Lyft Inc. (NASDAQ:LYFT) shares fell 17% on Wednesday after the company reported a fourth-quarter sales miss on Tuesday.

The company generated $1.59 billion in revenue, falling short of the $1.75 billion analysts expected. It reported adjusted earnings per share of 15 cents, topping the 12-cent consensus.

Gross bookings rose 19% to $5.1 billion, while the active rider base grew 18% to 29.2 million. The board authorized a $1 billion stock repurchase program to support shareholder value.

Also Read: Lyft CEO Fires Back As Stock Tanks: ‘What Do They Want?’

For the first quarter of 2026, Lyft projects gross bookings between $4.86 billion and $5.00 billion, anticipating 17% to 20% year-over-year growth.

Analyst Actions

Multiple firms, including Wedbush and Cantor Fitzgerald, lowered their respective price forecasts on the stock.

  • Wedbush analyst Scott Devitt maintained a rating of Underperform on Lyft and lowered the price forecast from $16 to $13.
  • Cantor Fitzgerald analyst Deepak Mathivanan reiterated Lyft with a Neutral and lowered the price forecast from $21 to $14.
  • Needham analyst Bernie McTernan maintained a Hold rating on Lyft.

Miss On Revenue Despite Solid Bookings Growth

Wedbush: Devitt argued the company delivered a soft fourth-quarter performance despite beating expectations on bookings growth.

The analyst said Lyft’s total rides grew well below Street forecasts, signaling that demand momentum remains weaker than investors want to see.

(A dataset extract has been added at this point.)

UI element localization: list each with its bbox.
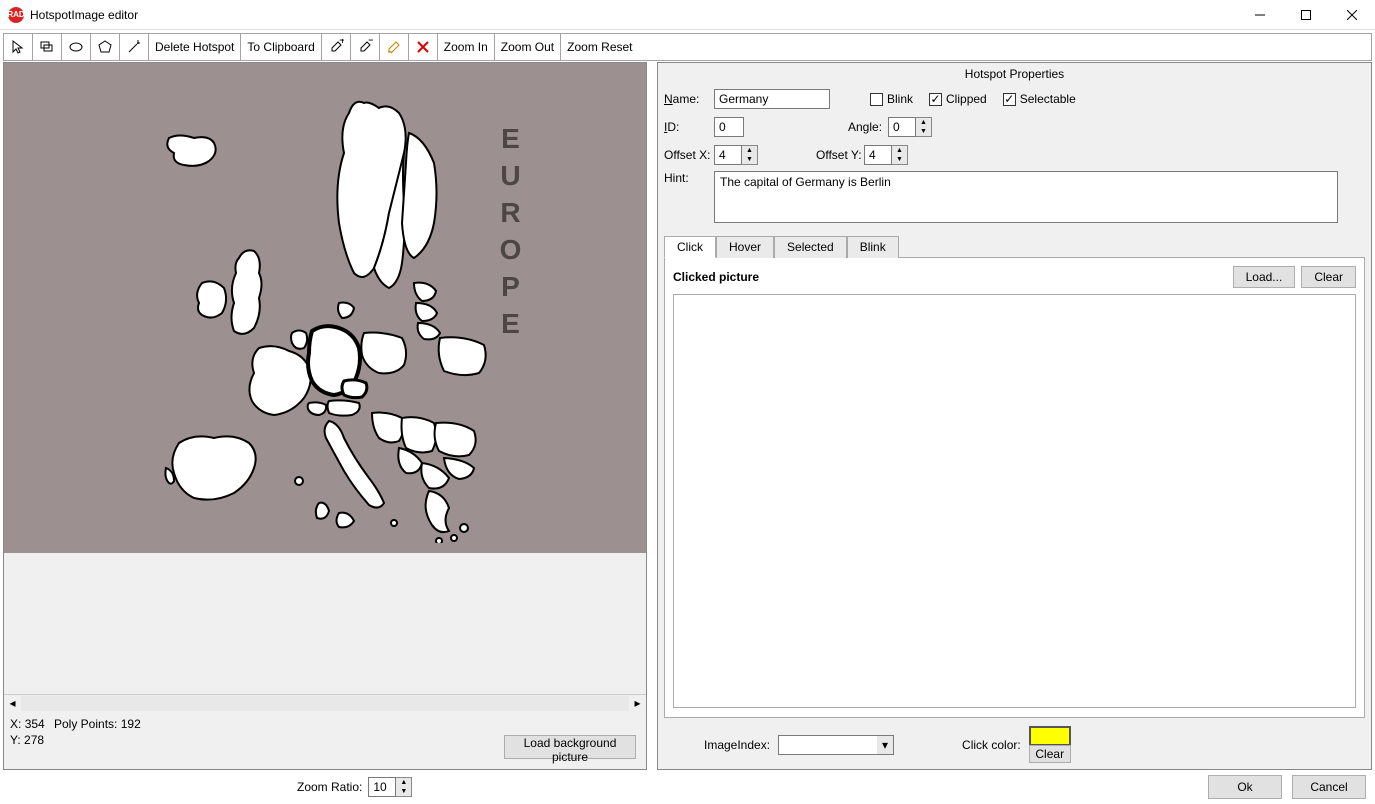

He noted that Lyft intentionally shifted its strategy away from chasing high ride volume and instead prioritized more profitable trips, which helped lift the company’s implied take rate above expectations and pushed adjusted EBITDA slightly ahead of consensus.

However, Devitt said net revenue still came in below estimates, mainly due to a one-time charge tied to changes in legal, tax, and regulatory reserves.

Looking ahead, the analyst said Lyft offered only modest first-quarter guidance, with EBITDA expectations falling short of Wall Street’s projections.

While management believes higher-priced offerings and premium services can drive faster bookings growth into 2026, he remained cautious about Lyft’s ability to hit its longer-term financial targets.

Devitt also warned that Lyft faces added risk from intensifying competition in U.S. ridesharing and the potential disruption from autonomous vehicles, given the company’s more limited diversification compared with peers.

Slowing Rides Growth And Margin Pressure Raise Concerns

Cantor Fitzgerald: Mathivanan noted that ride growth slowed by roughly three percentage points to 11% in the fourth quarter after strong momentum earlier in 2025.

The analyst attributed the deceleration to heavier competition in lower average-order-value rides and Lyft’s decision to prioritize higher-margin premium offerings, along with mix impacts from FREENOW and other initiatives.

Despite this, Lyft expects gross bookings growth to outpace rides growth in the first half of 2026 and continues to project acceleration in North America and globally, supported by product launches and partnerships, he told.

Lyft also reaffirmed its long-term 2027 adjusted EBITDA margin target of 4%, though Mathivanan acknowledged that achieving this would require a meaningful step-up in annual margin expansion.

2027 Targets Face Execution And AV Uncertainty

Needham: McTernan said first-quarter margins face a tough year-over-year comparison but expects incremental margins to improve through the rest of the year.

Even so, the analyst remains below Lyft’s 2027 targets, noting that the softer 2026 starting point makes those longer-term goals harder to achieve.

On Lyft’s path to its 2027 targets, he pointed out that management reaffirmed its goal of reaching $25 billion in bookings and $1 billion in adjusted EBITDA.

Achieving that would require a 16% bookings CAGR from 2025 levels and steady annual margin expansion.

As a result, he questions whether Lyft can sustain mid-to-high teens growth through 2027 without additional M&A activity.

Regarding autonomous vehicles, McTernan said Lyft continues to position hybrid networks as the winning model.

The analyst believes lower pricing will be key if AVs are to expand the overall rideshare market meaningfully.

LYFT Price Action: Lyft shares were down 16.97% during regular trading and down 0.50% in after-hours trading on Wednesday, last trading at $13.92, according to Benzinga Pro data.